La acumulación de dióxido de carbono (CO2) en la atmósfera ha crecido a un ritmo récord en 2016, a un nivel que no se había visto en millones de años, lo que podría elevar 20 metros los niveles del mar y agregar 3 grados a las temperaturas.

Las concentraciones atmosféricas de dióxido de carbono (CO2), el principal gas invernadero generado por el hombre, alcanzó en 2016 403,3 partes por millón (ppm), superando a 2015, año en que se alcanzaron los 400 ppm, según informa la Organización Meteorológica Mundial (OMM) de la ONU en su Boletín anual de gases de efecto invernadero.

Esa tasa de crecimiento fue un 50% más rápida que el promedio en la última década, impulsando los niveles de CO2 un 45% por encima de los niveles preindustriales y más allá del rango de 180-280 ppm observado en ciclos recientes de edades de hielo y periodos más cálidos.

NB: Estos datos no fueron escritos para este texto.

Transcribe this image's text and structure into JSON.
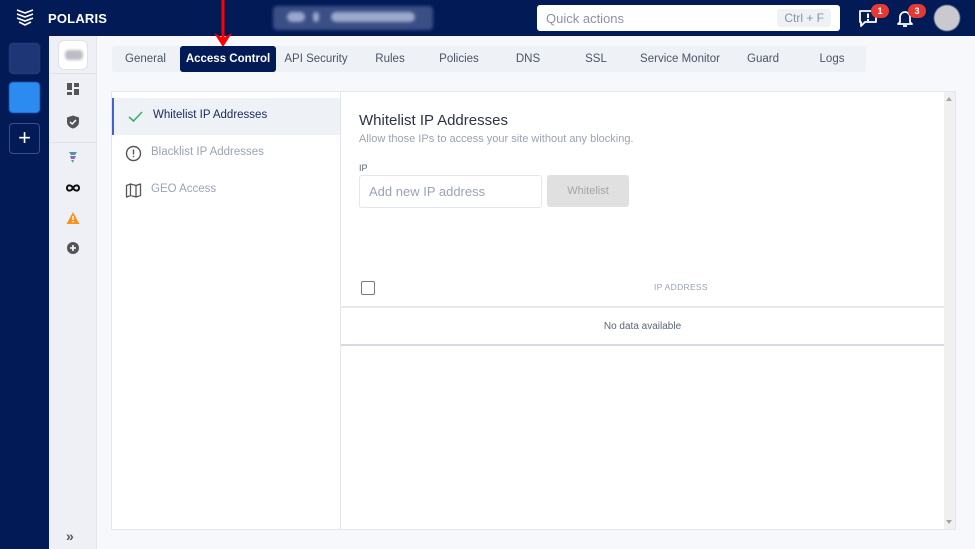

“La concentración actual de CO2 en torno a 400 ppm excede la variabilidad natural observada durante cientos de miles de años”, señala el boletín de la OMM.

Las emisiones de CO2 humano de fuentes como el carbón, el petróleo, el cemento y la deforestación alcanzaron un récord en 2016, y el patrón climático de El Niño dio un nuevo impulso a los niveles de CO2, según el Boletín de la OMM. Por lo que los científicos saben, el mundo nunca ha experimentado un aumento en el dióxido de carbono como el de las últimas décadas, que ha sucedido 100 veces más rápido que cuando el mundo estaba emergiendo de la última edad de hielo.

Los científicos conocen los niveles prehistóricos por las diminutas burbujas de aire que se encuentran en los antiguos núcleos de hielo de la Antártida, y pueden obtener datos aún más antiguos de fósiles y sustancias químicas atrapadas en los sedimentos.

La última vez que los niveles de dióxido de carbono alcanzaron 400 ppm fue hace entre 3 y 5 millones de años, en la era del Plioceno medio. “Durante ese periodo, las temperaturas superficiales medias mundiales fueron entre 2 y 3 grados Celsius más cálidas que hoy, las capas de hielo en Groenlandia y la Antártida occidental se derritieron e incluso partes del hielo de la Antártida oriental retrocedieron, provocando que el nivel del mar aumentara entre 10 y 20 metros más que hoy”, recoge el boletín.

Desde 1990, el efecto de calentamiento global del CO2 y otros gases de efecto invernadero de larga duración ha aumentado en un 40%. Los otros dos gases principales, el metano y el óxido nitroso, también crecieron a concentraciones récord el año pasado, aunque a un ritmo de aumento más lento que el dióxido de carbono.